The 2008 Republican nominee, John McCain, said recently he was concerned about the flow of Adelson money into the contest.
Yet Adelson is not a household name, or anything like it. He hasn't been the focus of sustained derision and villification by the left, the way George Soros has been on the right (or, for the matter, the way the Koch brothers have been on the left).
This, despite the fact that Adelson is involved in some seriously questionable-looking business abroad: The investigation he faces is for potential violations of the Foreign Corrupt Practices Act, which prohibits U.S. companies from using payments to influence foreign officials in ways that might benefit the company’s business. In a nutshell, Adelson is accused of directing senior members of his company to pay a lawmaker in the Chinese territory of Macau, to help remove legal and other obstacles blocking the company’s real estate transactions.
(In a rare, officially sanctioned direct attack earlier in the year, the Democratic Congressional Campaign Committee called on one Republican congressman to return “Chinese prostitution money” he received from Adelson, but swiftly retracted the attack and issued an abject apology, after receiving a letter from the billionaire’s attorney.)
Meanwhile, Adelson has spent far more money to influence this presidential election than anyone in the nation, having already written checks for at least $36 million, according to the Center for Responsive Politics. This includes $15 million to bankroll Newt Gingrich’s super PAC in the Republican primary, and $10 million to Romney’s super PAC.
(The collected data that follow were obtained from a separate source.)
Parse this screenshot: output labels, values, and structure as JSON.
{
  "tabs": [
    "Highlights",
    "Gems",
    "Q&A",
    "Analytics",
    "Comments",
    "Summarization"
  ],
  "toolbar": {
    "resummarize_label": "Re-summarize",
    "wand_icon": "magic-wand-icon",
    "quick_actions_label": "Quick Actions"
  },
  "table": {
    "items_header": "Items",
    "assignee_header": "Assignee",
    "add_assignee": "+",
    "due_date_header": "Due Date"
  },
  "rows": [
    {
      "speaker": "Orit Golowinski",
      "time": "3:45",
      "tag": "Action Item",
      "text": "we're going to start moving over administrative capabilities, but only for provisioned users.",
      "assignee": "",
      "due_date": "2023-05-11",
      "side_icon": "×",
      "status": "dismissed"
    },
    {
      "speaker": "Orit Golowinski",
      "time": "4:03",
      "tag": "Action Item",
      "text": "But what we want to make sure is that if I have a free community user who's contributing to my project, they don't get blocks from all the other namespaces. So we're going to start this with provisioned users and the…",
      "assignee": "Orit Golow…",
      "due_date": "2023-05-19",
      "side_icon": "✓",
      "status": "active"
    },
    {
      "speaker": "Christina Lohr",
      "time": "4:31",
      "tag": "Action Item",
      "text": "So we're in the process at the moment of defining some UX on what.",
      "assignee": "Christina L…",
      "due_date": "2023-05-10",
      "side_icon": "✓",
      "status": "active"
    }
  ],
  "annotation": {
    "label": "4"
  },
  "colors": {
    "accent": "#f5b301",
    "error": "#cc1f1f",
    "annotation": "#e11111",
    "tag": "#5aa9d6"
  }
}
In addition to super PACs, Adelson has said he would also donate to nonprofits not required to disclose his contributions, making his overall largesse difficult to measure. But he has reportedly told friends he would spend up to $100 million during this cycle to get Romney and favored congressional candidates elected.
He has a large interest in the outcome of the election, and not just in terms of tax breaks.
For one thing, Adelson has significant financial interest in China and is pushing Romney to fight to raise the value of the Chinese yuan against the dollar. His scheme reportedly works like this: When Chinese gamblers pour into Adelson’s casinos in Macau, they’re likely to play with the same amount of currency regardless of exchange rates, and if the yuan were higher against the dollar, they’d effectively be spending more in U.S. currency. Romney supports this policy.
For another, Adelson strongly opposes a proposed two-state solution in the Middle East, and has called the prime minister of Palestine a terrorist. Romney, as it turns out, has echoed some of Adelson’s views of Palestine in recent weeks.
So why haven't the Democrats done more to train attention on Adelson and his ties to Romney?